Market Data

Bank of England holds interest rates at 4.25%

Share

The Bank of England has voted to maintain its benchmark interest rate at 4.25%, following its latest Monetary Policy Committee (MPC) meeting, as policymakers weigh the ongoing tug-of-war between slowing economic growth and stubborn inflation.

The decision, reached by a 6–3 majority, marks a pause after two rate cuts earlier this year, in February and May. The three dissenting MPC members favoured a further 0.25 percentage point cut to 4%, reflecting growing concerns over the UK’s weak economic momentum and softening labour market conditions.

The MPC said in its June 2025 Monetary Policy Summary that while inflation has broadly receded from its post-pandemic peaks, it remains above the 2% target, requiring a cautious approach. “There has been substantial disinflation over the past two years,” the statement noted, but emphasised the need for policy to remain restrictive to fully extinguish lingering inflationary pressures.

Inflation remains above target

Headline CPI inflation rose to 3.4% in May, up from 2.6% in March, driven largely by regulated price adjustments and the delayed impact of energy cost increases. Although this uptick was anticipated in the Bank’s May forecast, it reinforces the challenge of navigating a path back to the inflation target.

While the pace of disinflation has slowed, the Bank expects inflation to stay around current levels for the rest of the year, before easing towards target in 2026. Wage growth — a key metric for the MPC — has shown signs of moderation, though the Committee remains alert to how quickly this easing translates into reduced price pressures.
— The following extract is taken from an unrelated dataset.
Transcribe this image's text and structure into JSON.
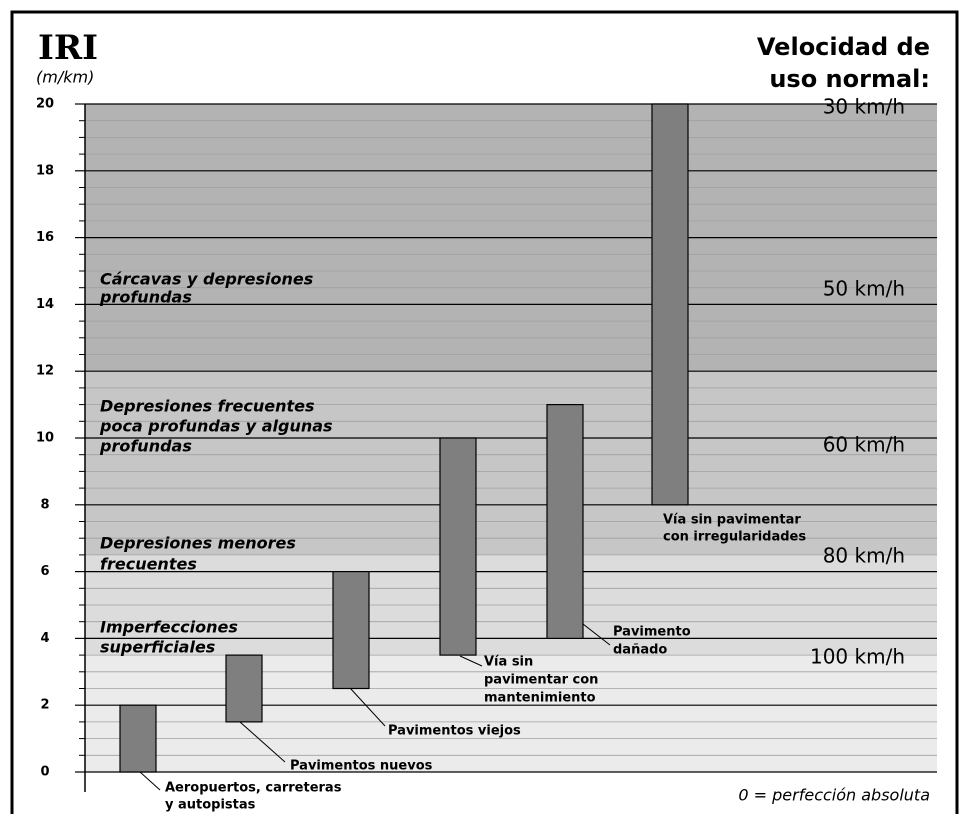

Growth stagnates, labour market loosens

Underlying UK GDP growth has remained subdued, and the labour market is gradually loosening. The MPC noted “clearer signs that a margin of slack has opened up over time,” suggesting reduced inflationary pressure from domestic demand.

Mike Randall, CEO of Simply Asset Finance, said the decision to hold rates may offer “short-term stability, but for most SMEs it doesn’t change the real challenge: securing affordable finance that meets their growth and investment ambitions.”

Uncertain global backdrop

External uncertainties also continue to weigh on the MPC’s outlook. Energy prices have risen amid renewed conflict in the Middle East, and global trade tensions — particularly surrounding potential US tariff changes — add further unpredictability.
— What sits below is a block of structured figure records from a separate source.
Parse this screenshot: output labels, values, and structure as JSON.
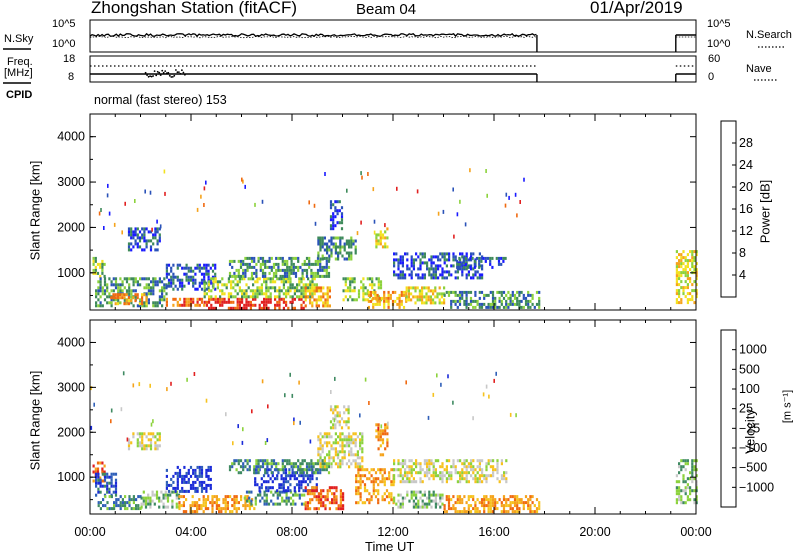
{
  "header": {
    "station": "Zhongshan Station (fitACF)",
    "beam": "Beam 04",
    "date": "01/Apr/2019"
  },
  "strip_panels": {
    "nsky_label": "N.Sky",
    "nsky_ticks": [
      "10^5",
      "10^0"
    ],
    "nsearch_label": "N.Search",
    "nsearch_ticks": [
      "10^5",
      "10^0"
    ],
    "freq_label_1": "Freq.",
    "freq_label_2": "[MHz]",
    "freq_ticks": [
      "18",
      "8"
    ],
    "nave_label": "Nave",
    "nave_ticks": [
      "60",
      "0"
    ],
    "cpid_label": "CPID",
    "cpid_text": "normal (fast stereo) 153"
  },
  "axes": {
    "ylabel": "Slant Range [km]",
    "xlabel": "Time UT",
    "x_ticks": [
      "00:00",
      "04:00",
      "08:00",
      "12:00",
      "16:00",
      "20:00",
      "00:00"
    ],
    "y_ticks": [
      "1000",
      "2000",
      "3000",
      "4000"
    ],
    "xlim_hours": [
      0,
      24
    ],
    "ylim_km": [
      180,
      4500
    ]
  },
  "colorbars": {
    "power": {
      "label": "Power [dB]",
      "ticks": [
        "4",
        "8",
        "12",
        "16",
        "20",
        "24",
        "28"
      ],
      "colors": [
        "#1a1aff",
        "#2a52b8",
        "#3e8a5a",
        "#8cd23c",
        "#f3e11e",
        "#f5a31c",
        "#f06a10",
        "#e12020"
      ]
    },
    "velocity": {
      "label": "Velocity",
      "unit": "[m s⁻¹]",
      "ticks": [
        "1000",
        "500",
        "100",
        "25",
        "−25",
        "−100",
        "−500",
        "−1000"
      ],
      "colors": [
        "#1a2ad8",
        "#2f5fb8",
        "#3f8a62",
        "#8cd23c",
        "#c8c8c8",
        "#f6c21e",
        "#f5a31c",
        "#f06a10",
        "#e12020"
      ]
    }
  },
  "chart_data": {
    "type": "heatmap",
    "x_unit": "hours UT",
    "y_unit": "km",
    "panels": [
      {
        "name": "Power",
        "regions": [
          {
            "t0": 0.1,
            "t1": 0.6,
            "r0": 900,
            "r1": 1350,
            "level": 3
          },
          {
            "t0": 0.2,
            "t1": 3.0,
            "r0": 300,
            "r1": 900,
            "level": 2
          },
          {
            "t0": 0.8,
            "t1": 2.2,
            "r0": 350,
            "r1": 550,
            "level": 5
          },
          {
            "t0": 1.5,
            "t1": 2.8,
            "r0": 1500,
            "r1": 2000,
            "level": 1
          },
          {
            "t0": 3.0,
            "t1": 4.5,
            "r0": 300,
            "r1": 450,
            "level": 6
          },
          {
            "t0": 3.0,
            "t1": 5.0,
            "r0": 650,
            "r1": 1200,
            "level": 1
          },
          {
            "t0": 4.5,
            "t1": 8.5,
            "r0": 220,
            "r1": 450,
            "level": 7
          },
          {
            "t0": 4.5,
            "t1": 9.0,
            "r0": 450,
            "r1": 900,
            "level": 3
          },
          {
            "t0": 5.5,
            "t1": 9.5,
            "r0": 900,
            "r1": 1350,
            "level": 2
          },
          {
            "t0": 8.5,
            "t1": 9.5,
            "r0": 280,
            "r1": 700,
            "level": 5
          },
          {
            "t0": 9.0,
            "t1": 10.5,
            "r0": 1300,
            "r1": 1800,
            "level": 2
          },
          {
            "t0": 9.5,
            "t1": 10.0,
            "r0": 2000,
            "r1": 2600,
            "level": 1
          },
          {
            "t0": 10.0,
            "t1": 11.5,
            "r0": 400,
            "r1": 900,
            "level": 3
          },
          {
            "t0": 11.0,
            "t1": 12.5,
            "r0": 250,
            "r1": 600,
            "level": 5
          },
          {
            "t0": 11.3,
            "t1": 11.8,
            "r0": 1600,
            "r1": 2000,
            "level": 4
          },
          {
            "t0": 12.5,
            "t1": 14.0,
            "r0": 350,
            "r1": 700,
            "level": 4
          },
          {
            "t0": 12.0,
            "t1": 15.5,
            "r0": 900,
            "r1": 1450,
            "level": 1
          },
          {
            "t0": 14.0,
            "t1": 17.8,
            "r0": 250,
            "r1": 600,
            "level": 2
          },
          {
            "t0": 14.5,
            "t1": 16.5,
            "r0": 1100,
            "r1": 1350,
            "level": 1
          },
          {
            "t0": 23.2,
            "t1": 24.0,
            "r0": 350,
            "r1": 1500,
            "level": 4
          }
        ]
      },
      {
        "name": "Velocity",
        "regions": [
          {
            "t0": 0.1,
            "t1": 0.6,
            "r0": 900,
            "r1": 1350,
            "level": 7
          },
          {
            "t0": 0.2,
            "t1": 1.0,
            "r0": 600,
            "r1": 1100,
            "level": 1
          },
          {
            "t0": 0.3,
            "t1": 2.0,
            "r0": 300,
            "r1": 600,
            "level": 2
          },
          {
            "t0": 1.5,
            "t1": 2.8,
            "r0": 1650,
            "r1": 2000,
            "level": 4
          },
          {
            "t0": 2.0,
            "t1": 3.5,
            "r0": 350,
            "r1": 700,
            "level": 3
          },
          {
            "t0": 3.0,
            "t1": 4.8,
            "r0": 650,
            "r1": 1250,
            "level": 0
          },
          {
            "t0": 3.5,
            "t1": 6.5,
            "r0": 220,
            "r1": 600,
            "level": 6
          },
          {
            "t0": 6.0,
            "t1": 8.5,
            "r0": 400,
            "r1": 700,
            "level": 2
          },
          {
            "t0": 6.5,
            "t1": 9.0,
            "r0": 700,
            "r1": 1200,
            "level": 0
          },
          {
            "t0": 5.5,
            "t1": 9.5,
            "r0": 1100,
            "r1": 1400,
            "level": 2
          },
          {
            "t0": 8.5,
            "t1": 10.0,
            "r0": 300,
            "r1": 800,
            "level": 7
          },
          {
            "t0": 9.0,
            "t1": 10.8,
            "r0": 1200,
            "r1": 2000,
            "level": 4
          },
          {
            "t0": 9.5,
            "t1": 10.2,
            "r0": 2100,
            "r1": 2600,
            "level": 4
          },
          {
            "t0": 10.5,
            "t1": 12.0,
            "r0": 400,
            "r1": 1200,
            "level": 6
          },
          {
            "t0": 11.3,
            "t1": 11.8,
            "r0": 1500,
            "r1": 2200,
            "level": 6
          },
          {
            "t0": 12.0,
            "t1": 14.0,
            "r0": 300,
            "r1": 700,
            "level": 3
          },
          {
            "t0": 12.0,
            "t1": 16.5,
            "r0": 900,
            "r1": 1400,
            "level": 4
          },
          {
            "t0": 14.0,
            "t1": 17.8,
            "r0": 250,
            "r1": 600,
            "level": 6
          },
          {
            "t0": 23.2,
            "t1": 24.0,
            "r0": 400,
            "r1": 1400,
            "level": 3
          }
        ]
      }
    ]
  }
}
Garry White, Chief Investment Commentator at Charles Stanley, said the decision was expected given the latest inflation figures and lingering global uncertainty. “The pace of disinflation is slower than hoped,” he said, adding that the Bank is unlikely to cut further without clearer evidence of easing inflationary pressures.

Outlook: No pre-set path

The MPC reiterated that monetary policy is “not on a pre-set path”, with future rate decisions dependent on evolving economic data. The Committee will remain vigilant on inflation persistence and the balance between supply and demand, with the aim of sustaining progress toward the 2% inflation target.

Analysts now expect any further rate cuts to be gradual, with the Bank treading carefully in the face of fragile growth, sticky inflation, and a volatile global environment.